The company has repeatedly delayed filing it’s financial reports with the SEC, due to:
a material uncertainty concerning (a) the collectability and recovery of certain assets, and (b) the Company’s potential obligations under certain lines of credit and a guaranty (all of which, the “Material Uncertainties”).
The NYSE AMEX granted the company several extensions to regain compliance; the latest on April 26th, which gave the company until May 31st to regain compliance with listing standards.
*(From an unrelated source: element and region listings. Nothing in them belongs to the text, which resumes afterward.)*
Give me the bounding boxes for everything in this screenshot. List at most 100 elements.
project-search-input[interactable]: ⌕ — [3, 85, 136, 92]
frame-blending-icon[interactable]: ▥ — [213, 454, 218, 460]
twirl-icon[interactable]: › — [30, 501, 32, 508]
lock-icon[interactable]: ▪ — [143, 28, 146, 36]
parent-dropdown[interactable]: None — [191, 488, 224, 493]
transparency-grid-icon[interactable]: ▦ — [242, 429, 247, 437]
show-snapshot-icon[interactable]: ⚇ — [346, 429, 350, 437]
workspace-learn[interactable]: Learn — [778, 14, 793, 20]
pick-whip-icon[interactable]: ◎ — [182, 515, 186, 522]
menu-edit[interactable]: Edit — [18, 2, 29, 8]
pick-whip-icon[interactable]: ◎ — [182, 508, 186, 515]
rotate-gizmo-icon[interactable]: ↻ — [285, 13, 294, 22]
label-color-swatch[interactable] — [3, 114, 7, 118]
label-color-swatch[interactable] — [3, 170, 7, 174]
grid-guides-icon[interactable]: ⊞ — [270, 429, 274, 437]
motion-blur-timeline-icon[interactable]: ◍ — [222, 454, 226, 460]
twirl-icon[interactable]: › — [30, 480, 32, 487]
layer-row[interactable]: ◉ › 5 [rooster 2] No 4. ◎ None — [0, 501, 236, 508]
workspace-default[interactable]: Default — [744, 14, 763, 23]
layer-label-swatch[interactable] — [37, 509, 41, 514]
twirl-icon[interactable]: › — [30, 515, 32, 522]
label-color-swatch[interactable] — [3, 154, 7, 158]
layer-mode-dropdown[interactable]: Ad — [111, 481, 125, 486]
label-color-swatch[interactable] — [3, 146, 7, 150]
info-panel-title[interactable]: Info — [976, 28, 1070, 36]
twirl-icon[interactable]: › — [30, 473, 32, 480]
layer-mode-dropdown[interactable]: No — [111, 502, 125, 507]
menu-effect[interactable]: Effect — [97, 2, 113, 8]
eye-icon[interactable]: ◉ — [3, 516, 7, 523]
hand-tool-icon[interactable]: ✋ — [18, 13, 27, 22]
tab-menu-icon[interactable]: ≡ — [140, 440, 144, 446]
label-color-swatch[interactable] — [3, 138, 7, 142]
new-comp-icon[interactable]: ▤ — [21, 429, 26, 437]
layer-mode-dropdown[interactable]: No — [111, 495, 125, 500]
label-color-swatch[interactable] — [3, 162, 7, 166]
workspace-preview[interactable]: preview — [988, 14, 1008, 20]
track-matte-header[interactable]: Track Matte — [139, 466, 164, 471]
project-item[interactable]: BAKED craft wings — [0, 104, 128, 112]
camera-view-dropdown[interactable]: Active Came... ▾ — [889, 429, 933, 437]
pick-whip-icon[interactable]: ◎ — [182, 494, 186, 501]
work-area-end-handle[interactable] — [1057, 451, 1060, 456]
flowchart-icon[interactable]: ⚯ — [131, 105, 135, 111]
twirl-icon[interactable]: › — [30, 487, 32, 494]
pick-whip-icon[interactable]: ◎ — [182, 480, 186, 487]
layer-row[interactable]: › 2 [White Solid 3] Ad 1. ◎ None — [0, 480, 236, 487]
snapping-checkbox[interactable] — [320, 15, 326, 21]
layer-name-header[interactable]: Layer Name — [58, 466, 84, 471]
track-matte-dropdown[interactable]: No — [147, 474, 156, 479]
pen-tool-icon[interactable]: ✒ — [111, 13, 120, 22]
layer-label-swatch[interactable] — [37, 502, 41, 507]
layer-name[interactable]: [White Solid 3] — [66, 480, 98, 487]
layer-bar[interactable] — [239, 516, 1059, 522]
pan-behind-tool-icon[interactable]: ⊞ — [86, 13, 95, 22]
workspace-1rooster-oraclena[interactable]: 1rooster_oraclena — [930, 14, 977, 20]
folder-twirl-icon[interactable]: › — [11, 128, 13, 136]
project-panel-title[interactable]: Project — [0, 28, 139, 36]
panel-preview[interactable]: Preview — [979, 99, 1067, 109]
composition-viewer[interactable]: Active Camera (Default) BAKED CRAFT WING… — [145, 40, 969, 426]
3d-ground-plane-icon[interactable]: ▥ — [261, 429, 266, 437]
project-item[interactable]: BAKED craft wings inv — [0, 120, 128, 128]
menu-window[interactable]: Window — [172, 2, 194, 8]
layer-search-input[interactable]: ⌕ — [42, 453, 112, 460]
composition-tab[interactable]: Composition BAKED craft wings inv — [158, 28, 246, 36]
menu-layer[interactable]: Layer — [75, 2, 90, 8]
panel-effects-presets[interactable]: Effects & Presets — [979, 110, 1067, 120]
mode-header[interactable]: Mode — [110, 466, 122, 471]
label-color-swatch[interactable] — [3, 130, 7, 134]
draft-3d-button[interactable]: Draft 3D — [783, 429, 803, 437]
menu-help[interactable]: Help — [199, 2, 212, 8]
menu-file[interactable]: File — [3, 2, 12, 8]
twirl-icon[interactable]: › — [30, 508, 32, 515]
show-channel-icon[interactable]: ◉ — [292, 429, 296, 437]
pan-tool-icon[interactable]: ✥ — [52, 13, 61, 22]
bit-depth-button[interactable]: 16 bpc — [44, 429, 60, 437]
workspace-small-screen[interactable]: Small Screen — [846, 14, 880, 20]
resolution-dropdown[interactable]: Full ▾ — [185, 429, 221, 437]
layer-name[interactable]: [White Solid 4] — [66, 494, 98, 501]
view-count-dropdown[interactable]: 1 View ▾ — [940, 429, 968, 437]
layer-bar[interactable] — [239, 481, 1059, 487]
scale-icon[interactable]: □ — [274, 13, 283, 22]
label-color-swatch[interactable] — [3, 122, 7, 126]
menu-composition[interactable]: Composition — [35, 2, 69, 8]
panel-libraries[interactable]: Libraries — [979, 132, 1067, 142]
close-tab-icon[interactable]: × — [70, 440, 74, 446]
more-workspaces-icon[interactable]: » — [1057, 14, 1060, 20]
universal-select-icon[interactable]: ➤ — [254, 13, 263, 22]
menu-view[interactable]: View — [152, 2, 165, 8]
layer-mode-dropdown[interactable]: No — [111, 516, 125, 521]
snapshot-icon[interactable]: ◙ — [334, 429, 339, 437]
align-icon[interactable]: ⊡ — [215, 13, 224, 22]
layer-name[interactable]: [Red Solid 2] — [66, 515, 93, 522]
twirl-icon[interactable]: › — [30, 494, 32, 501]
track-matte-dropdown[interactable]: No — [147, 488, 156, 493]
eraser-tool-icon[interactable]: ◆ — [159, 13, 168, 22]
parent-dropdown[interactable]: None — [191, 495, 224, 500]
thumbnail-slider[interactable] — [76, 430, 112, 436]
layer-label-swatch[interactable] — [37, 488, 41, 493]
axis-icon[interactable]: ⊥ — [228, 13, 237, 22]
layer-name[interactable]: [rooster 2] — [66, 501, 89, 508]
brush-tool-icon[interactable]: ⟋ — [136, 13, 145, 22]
Pretty standard fare in net net world. Here’s where the going gets weird. LKI is a diamond vendor. It seems that it has been in a trading halt because some of its diamonds have gone missing. Quite a few of them. When the going gets weird, as Hunter S. Thompson used to say before he was shot out of a cannon, the weird turn pro: LKI is suing its insurers for $640M. From the May 20 press release:
LAZARE KAPLAN INTERNATIONAL SUES ITS INSURERS FOR $640 MILLION
New York, NY – May 20, 2010 – Lazare Kaplan International Inc. (AMEX:LKI) (“Lazare Kaplan”) announced today that in a federal lawsuit filed on Monday, May 17, 2010, it sued various Lloyds of London syndicates and European insurers for $640 million in damages arising out of the disappearance of diamonds that were insured by the defendants, including consequential damages. The lawsuit alleges that the insurers breached two “all risk” New York property insurance policies, and an Agreement for Interim Payment under which the insurers made a non-refundable interim payment of $28 million to Lazare Kaplan in January of this year. After making the $28 million payment, the insurers abruptly reversed course and refused to acknowledge coverage or to pay any covered losses under the policies. The complaint alleges, among other things, that the insurers, which also issued separate policies to Lazare Kaplan under English law, created a virtual coverage “whipsaw” by denying coverage under the English policies on the ground that Lazare Kaplan does not have an insurable interest in the largest portion of the property at issue while at the very same time asserting under the New York policies that there is no coverage because Lazare Kaplan insured the same property under the English policies. Lazare Kaplan expects to conduct broad-ranging discovery around the world in the course of the lawsuit.
Jon asks the obvious questions:
What happened to the diamonds? Why isn’t the company willing to speak with it’s shareholders on the issue? Why are the insurers unwilling to pay? And again, what happened to the diamonds?
This is why investing in net nets will always be pure Gonzo investing. Even though the situation with the missing diamonds is ugly, if LKI trades again it might be an interesting lottery ticket. With a market capitalization of $21M, success in the $640M suit represents a 30:1 payout.